Le flux numérique permet aujourd’hui de pallier certaines de ces difficultés, grâce aux possibilités de superposition des couches inhérentes au flux : le projet prothétique n’est plus réalisé sur modèle en plâtre à l’aide de cire mais de façon entièrement numérique, et donc visualisable en superposition même si des dents restent présentes (Fig. 2). On le validera à minima à l’aide de modèles numériques maxillaire et mandibulaire fixés dans les rapports intermaxillaires choisis ; ou dans d’autres cas à l’aide d’un avatar virtuel quasi complet du patient incluant photographies, scanner facial et cinématique mandibulaire (Fig. 3).
Une fois ce projet virtuel établi, deux philosophies se démarquent concernant la MCI. La première s’apparente aux techniques conventionnelles en confiant au clinicien le rôle de réaliser une empreinte le jour de la chirurgie, mais de telle façon que celle-ci soit intégrable (par processus de matching numérique) au projet virtuel précédemment établi.
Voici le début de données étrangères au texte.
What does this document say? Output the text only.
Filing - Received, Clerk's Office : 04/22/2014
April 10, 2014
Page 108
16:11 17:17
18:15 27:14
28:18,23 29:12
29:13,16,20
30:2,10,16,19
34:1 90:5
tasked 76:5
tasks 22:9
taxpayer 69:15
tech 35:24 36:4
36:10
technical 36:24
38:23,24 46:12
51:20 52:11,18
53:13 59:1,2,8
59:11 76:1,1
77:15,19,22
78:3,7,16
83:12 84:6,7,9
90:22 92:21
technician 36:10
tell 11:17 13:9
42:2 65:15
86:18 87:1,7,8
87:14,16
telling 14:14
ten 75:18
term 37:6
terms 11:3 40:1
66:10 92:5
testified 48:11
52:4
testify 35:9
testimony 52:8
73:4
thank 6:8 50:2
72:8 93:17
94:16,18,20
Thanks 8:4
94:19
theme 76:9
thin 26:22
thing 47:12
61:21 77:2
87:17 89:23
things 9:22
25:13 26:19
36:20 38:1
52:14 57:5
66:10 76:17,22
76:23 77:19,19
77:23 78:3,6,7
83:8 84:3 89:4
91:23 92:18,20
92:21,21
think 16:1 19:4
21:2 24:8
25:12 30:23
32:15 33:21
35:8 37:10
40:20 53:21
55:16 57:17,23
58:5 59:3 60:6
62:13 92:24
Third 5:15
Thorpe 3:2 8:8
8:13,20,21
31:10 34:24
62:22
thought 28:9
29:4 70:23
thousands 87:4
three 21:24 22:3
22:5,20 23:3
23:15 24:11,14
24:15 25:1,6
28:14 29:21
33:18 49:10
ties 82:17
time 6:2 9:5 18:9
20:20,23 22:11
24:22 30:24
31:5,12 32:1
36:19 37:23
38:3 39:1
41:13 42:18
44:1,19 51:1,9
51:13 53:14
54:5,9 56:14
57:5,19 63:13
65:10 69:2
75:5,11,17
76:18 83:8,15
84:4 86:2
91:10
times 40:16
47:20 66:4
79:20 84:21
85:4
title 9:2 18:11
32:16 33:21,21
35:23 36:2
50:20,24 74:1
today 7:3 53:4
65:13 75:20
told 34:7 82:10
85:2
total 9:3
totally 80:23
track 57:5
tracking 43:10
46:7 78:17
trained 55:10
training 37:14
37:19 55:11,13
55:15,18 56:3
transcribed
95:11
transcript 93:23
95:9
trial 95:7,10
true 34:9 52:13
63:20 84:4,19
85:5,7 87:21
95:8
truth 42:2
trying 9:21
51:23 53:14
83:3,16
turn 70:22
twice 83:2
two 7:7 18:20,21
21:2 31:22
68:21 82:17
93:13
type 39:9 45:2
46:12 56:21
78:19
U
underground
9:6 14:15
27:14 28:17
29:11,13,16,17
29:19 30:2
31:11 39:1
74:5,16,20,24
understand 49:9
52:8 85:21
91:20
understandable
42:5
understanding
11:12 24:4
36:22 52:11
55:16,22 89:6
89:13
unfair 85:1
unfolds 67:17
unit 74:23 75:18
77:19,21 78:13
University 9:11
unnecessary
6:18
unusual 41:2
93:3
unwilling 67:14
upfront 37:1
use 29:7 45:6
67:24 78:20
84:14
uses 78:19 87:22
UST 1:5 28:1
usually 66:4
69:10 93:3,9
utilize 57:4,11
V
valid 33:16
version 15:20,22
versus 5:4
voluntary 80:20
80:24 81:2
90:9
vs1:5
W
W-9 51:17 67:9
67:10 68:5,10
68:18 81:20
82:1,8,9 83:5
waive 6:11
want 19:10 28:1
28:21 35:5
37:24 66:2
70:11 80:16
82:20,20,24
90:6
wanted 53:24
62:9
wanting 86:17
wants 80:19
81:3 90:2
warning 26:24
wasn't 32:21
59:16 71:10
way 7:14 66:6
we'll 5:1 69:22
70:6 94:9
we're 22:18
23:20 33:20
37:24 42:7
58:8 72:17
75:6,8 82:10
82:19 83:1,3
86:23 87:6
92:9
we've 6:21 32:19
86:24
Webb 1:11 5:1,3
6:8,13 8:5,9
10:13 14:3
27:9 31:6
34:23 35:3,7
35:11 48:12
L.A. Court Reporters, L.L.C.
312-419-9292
Plusieurs solutions existent afin de réduire au maximum les risques d’erreurs lors cette intégration en fiabilisant le matching grâce à des points communs discriminants préétablis : des dents non mobiles laissées sur l’arcade jusqu’à l’empreinte optique, des mini vis posées en amont de la chirurgie, une base chirurgicale numériquement conçue en amont, etc. (Fig. 4)
Cette solution permet de s’assurer que la prothèse provisoire qui sera finalisée au laboratoire corresponde bien au projet prothétique conçu virtuellement. La deuxième consiste à réaliser un guide chirurgical dit à étage permettant non seulement de guider le geste chirurgical et le placement des implants, mais également d’effectuer une mise en charge directement au fauteuil, à l’aide d’une prothèse provisoire quasiment finalisée qui sera solidarisée à des piliers provisoires le jour de la chirurgie (Fig. 5). En plus d’assurer une concordance entre projet prothétique et prothèse provisoire, cette solution présente l’avantage de simplifier la logistique coté laboratoire attenante au protocole de MCI mais demandera plus de temps de travail au fauteuil pour le praticien (3).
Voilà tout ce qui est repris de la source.